Aidan let his hands drop, staring into the flames. He had fought battles that had taken half his men, faced storms that nearly drowned his fleet, but nothing unsettled him like the thought of that woman in danger.
It made no sense. He’d told himself from the start that she was Tòrr’s sister, a guest, a responsibility—nothing more. But when he’d seen that hut on fire, when he’d heard her scream, something inside him had gone cold and wild all at once. It had felt like losing breath underwater.
He rubbed the heel of his hand against his jaw, trying to chase the thought away.

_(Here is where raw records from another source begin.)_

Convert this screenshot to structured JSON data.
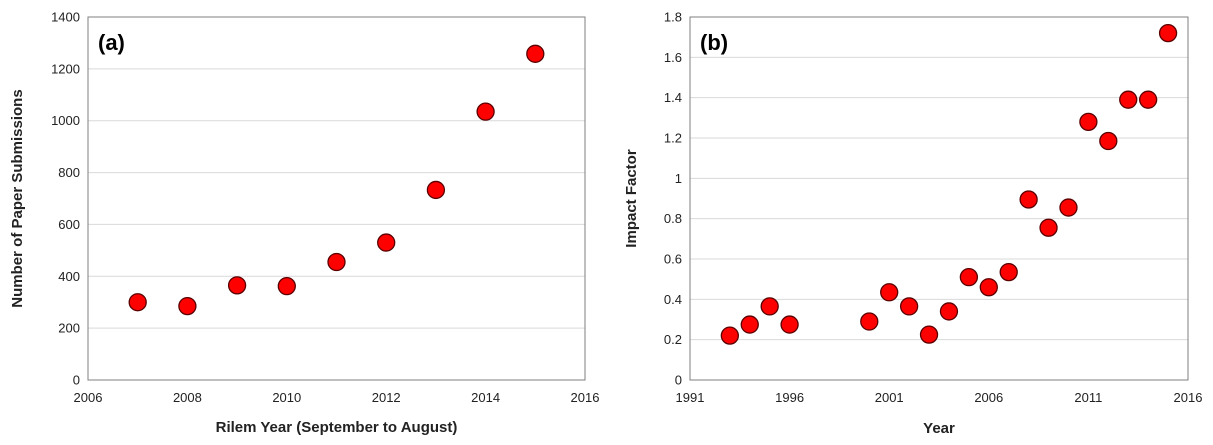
{
  "chart_data": [
    {
      "type": "scatter",
      "panel_label": "(a)",
      "xlabel": "Rilem Year (September to August)",
      "ylabel": "Number of Paper Submissions",
      "xlim": [
        2006,
        2016
      ],
      "ylim": [
        0,
        1400
      ],
      "xticks": [
        2006,
        2008,
        2010,
        2012,
        2014,
        2016
      ],
      "yticks": [
        0,
        200,
        400,
        600,
        800,
        1000,
        1200,
        1400
      ],
      "grid": "horizontal",
      "legend": "none",
      "marker_color": "#ff0000",
      "marker_edge_color": "#5a0000",
      "points": [
        {
          "x": 2007,
          "y": 300
        },
        {
          "x": 2008,
          "y": 285
        },
        {
          "x": 2009,
          "y": 365
        },
        {
          "x": 2010,
          "y": 362
        },
        {
          "x": 2011,
          "y": 455
        },
        {
          "x": 2012,
          "y": 530
        },
        {
          "x": 2013,
          "y": 733
        },
        {
          "x": 2014,
          "y": 1035
        },
        {
          "x": 2015,
          "y": 1258
        }
      ]
    },
    {
      "type": "scatter",
      "panel_label": "(b)",
      "xlabel": "Year",
      "ylabel": "Impact Factor",
      "xlim": [
        1991,
        2016
      ],
      "ylim": [
        0,
        1.8
      ],
      "xticks": [
        1991,
        1996,
        2001,
        2006,
        2011,
        2016
      ],
      "yticks": [
        0,
        0.2,
        0.4,
        0.6,
        0.8,
        1,
        1.2,
        1.4,
        1.6,
        1.8
      ],
      "grid": "horizontal",
      "legend": "none",
      "marker_color": "#ff0000",
      "marker_edge_color": "#5a0000",
      "points": [
        {
          "x": 1993,
          "y": 0.22
        },
        {
          "x": 1994,
          "y": 0.275
        },
        {
          "x": 1995,
          "y": 0.365
        },
        {
          "x": 1996,
          "y": 0.275
        },
        {
          "x": 2000,
          "y": 0.29
        },
        {
          "x": 2001,
          "y": 0.435
        },
        {
          "x": 2002,
          "y": 0.365
        },
        {
          "x": 2003,
          "y": 0.225
        },
        {
          "x": 2004,
          "y": 0.34
        },
        {
          "x": 2005,
          "y": 0.51
        },
        {
          "x": 2006,
          "y": 0.46
        },
        {
          "x": 2007,
          "y": 0.535
        },
        {
          "x": 2008,
          "y": 0.895
        },
        {
          "x": 2009,
          "y": 0.755
        },
        {
          "x": 2010,
          "y": 0.855
        },
        {
          "x": 2011,
          "y": 1.28
        },
        {
          "x": 2012,
          "y": 1.185
        },
        {
          "x": 2013,
          "y": 1.39
        },
        {
          "x": 2014,
          "y": 1.39
        },
        {
          "x": 2015,
          "y": 1.72
        }
      ]
    }
  ]
}
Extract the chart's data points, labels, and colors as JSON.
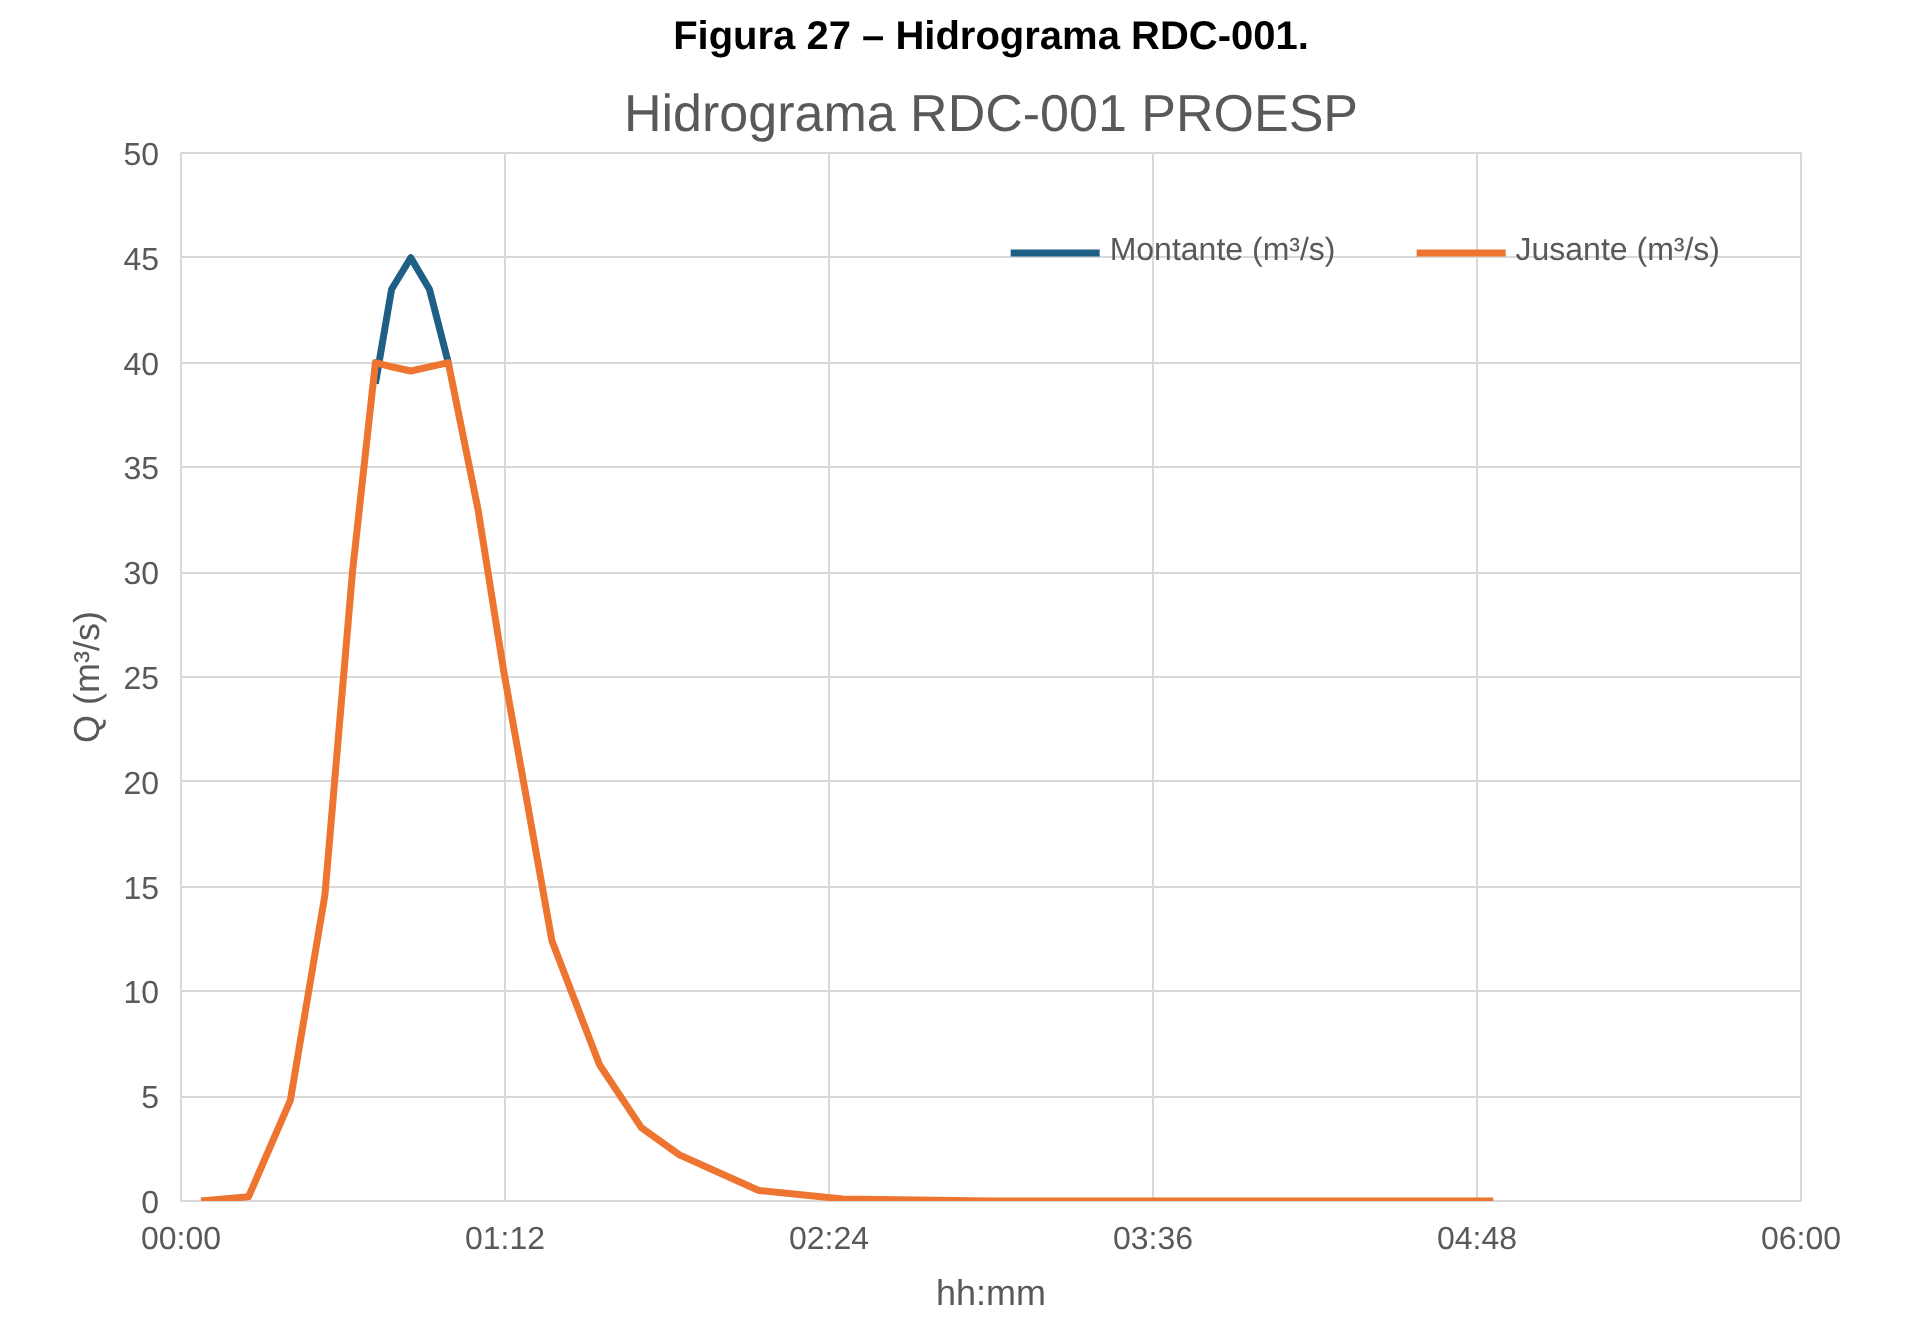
{
  "chart_data": {
    "type": "line",
    "title": "Hidrograma RDC-001 PROESP",
    "xlabel": "hh:mm",
    "ylabel": "Q (m³/s)",
    "annotations": [
      "Figura 27 – Hidrograma RDC-001."
    ],
    "xlim": [
      0,
      6
    ],
    "xticks": [
      {
        "value": 0,
        "label": "00:00"
      },
      {
        "value": 1.2,
        "label": "01:12"
      },
      {
        "value": 2.4,
        "label": "02:24"
      },
      {
        "value": 3.6,
        "label": "03:36"
      },
      {
        "value": 4.8,
        "label": "04:48"
      },
      {
        "value": 6,
        "label": "06:00"
      }
    ],
    "ylim": [
      0,
      50
    ],
    "yticks": [
      0,
      5,
      10,
      15,
      20,
      25,
      30,
      35,
      40,
      45,
      50
    ],
    "grid": true,
    "legend": "top right",
    "line_style": "solid",
    "series": [
      {
        "name": "Montante (m³/s)",
        "color": "#1f5f86",
        "x": [
          0.72,
          0.78,
          0.851,
          0.92,
          0.99
        ],
        "values": [
          39,
          43.5,
          45,
          43.5,
          40
        ]
      },
      {
        "name": "Jusante (m³/s)",
        "color": "#ed7530",
        "x": [
          0.074,
          0.25,
          0.405,
          0.533,
          0.635,
          0.72,
          0.78,
          0.851,
          0.92,
          0.99,
          1.1,
          1.195,
          1.374,
          1.55,
          1.705,
          1.846,
          2.14,
          2.45,
          3.0,
          4.86
        ],
        "values": [
          0,
          0.2,
          4.8,
          14.6,
          30,
          40,
          39.8,
          39.6,
          39.8,
          40,
          33,
          25.3,
          12.4,
          6.5,
          3.5,
          2.2,
          0.5,
          0.1,
          0,
          0
        ]
      }
    ]
  }
}
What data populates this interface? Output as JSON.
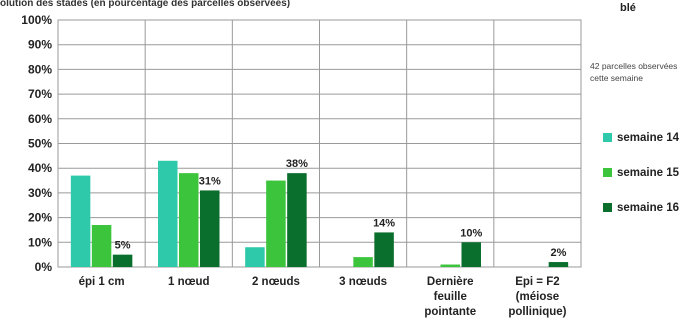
{
  "header": {
    "title": "olution des stades (en pourcentage des parcelles observées)",
    "crop": "blé",
    "note": "42 parcelles observées cette semaine"
  },
  "colors": {
    "semaine_14": "#2ec8aa",
    "semaine_15": "#3cc43c",
    "semaine_16": "#0a6e2c",
    "grid": "#9a9a9a"
  },
  "chart_data": {
    "type": "bar",
    "title": "olution des stades (en pourcentage des parcelles observées)",
    "categories": [
      [
        "épi 1 cm"
      ],
      [
        "1 nœud"
      ],
      [
        "2 nœuds"
      ],
      [
        "3 nœuds"
      ],
      [
        "Dernière",
        "feuille",
        "pointante"
      ],
      [
        "Epi = F2",
        "(méiose",
        "pollinique)"
      ]
    ],
    "series": [
      {
        "name": "semaine 14",
        "values": [
          37,
          43,
          8,
          0,
          0,
          0
        ]
      },
      {
        "name": "semaine 15",
        "values": [
          17,
          38,
          35,
          4,
          1,
          0
        ]
      },
      {
        "name": "semaine 16",
        "values": [
          5,
          31,
          38,
          14,
          10,
          2
        ]
      }
    ],
    "data_labels": [
      "5%",
      "31%",
      "38%",
      "14%",
      "10%",
      "2%"
    ],
    "y_ticks": [
      "0%",
      "10%",
      "20%",
      "30%",
      "40%",
      "50%",
      "60%",
      "70%",
      "80%",
      "90%",
      "100%"
    ],
    "ylim": [
      0,
      100
    ],
    "grid": true,
    "legend_position": "right"
  }
}
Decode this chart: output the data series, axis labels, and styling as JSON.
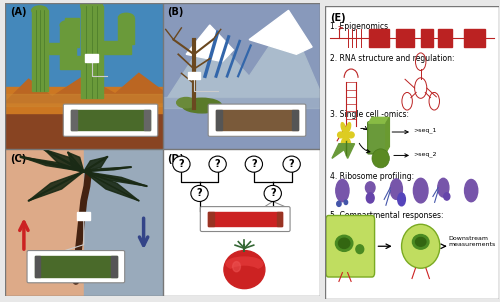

It wasn’t supposed to matter. None of it was. He had built his life on control, on never letting the things he cared for become the things his enemies could use against him. He couldn’t afford softness. And yet—
He heard her laugh in his memory, light and defiant, from that first night at Achnacarry when she’d mocked the size of his castle. He saw the way she’d stood her ground when he’d barked at her in the stables. No fear or flinch, only that fire.
That fire was going to ruin him. And though he would never admit it aloud, not to any man, not even to himself, he knew then with absolute clarity that he was already lost.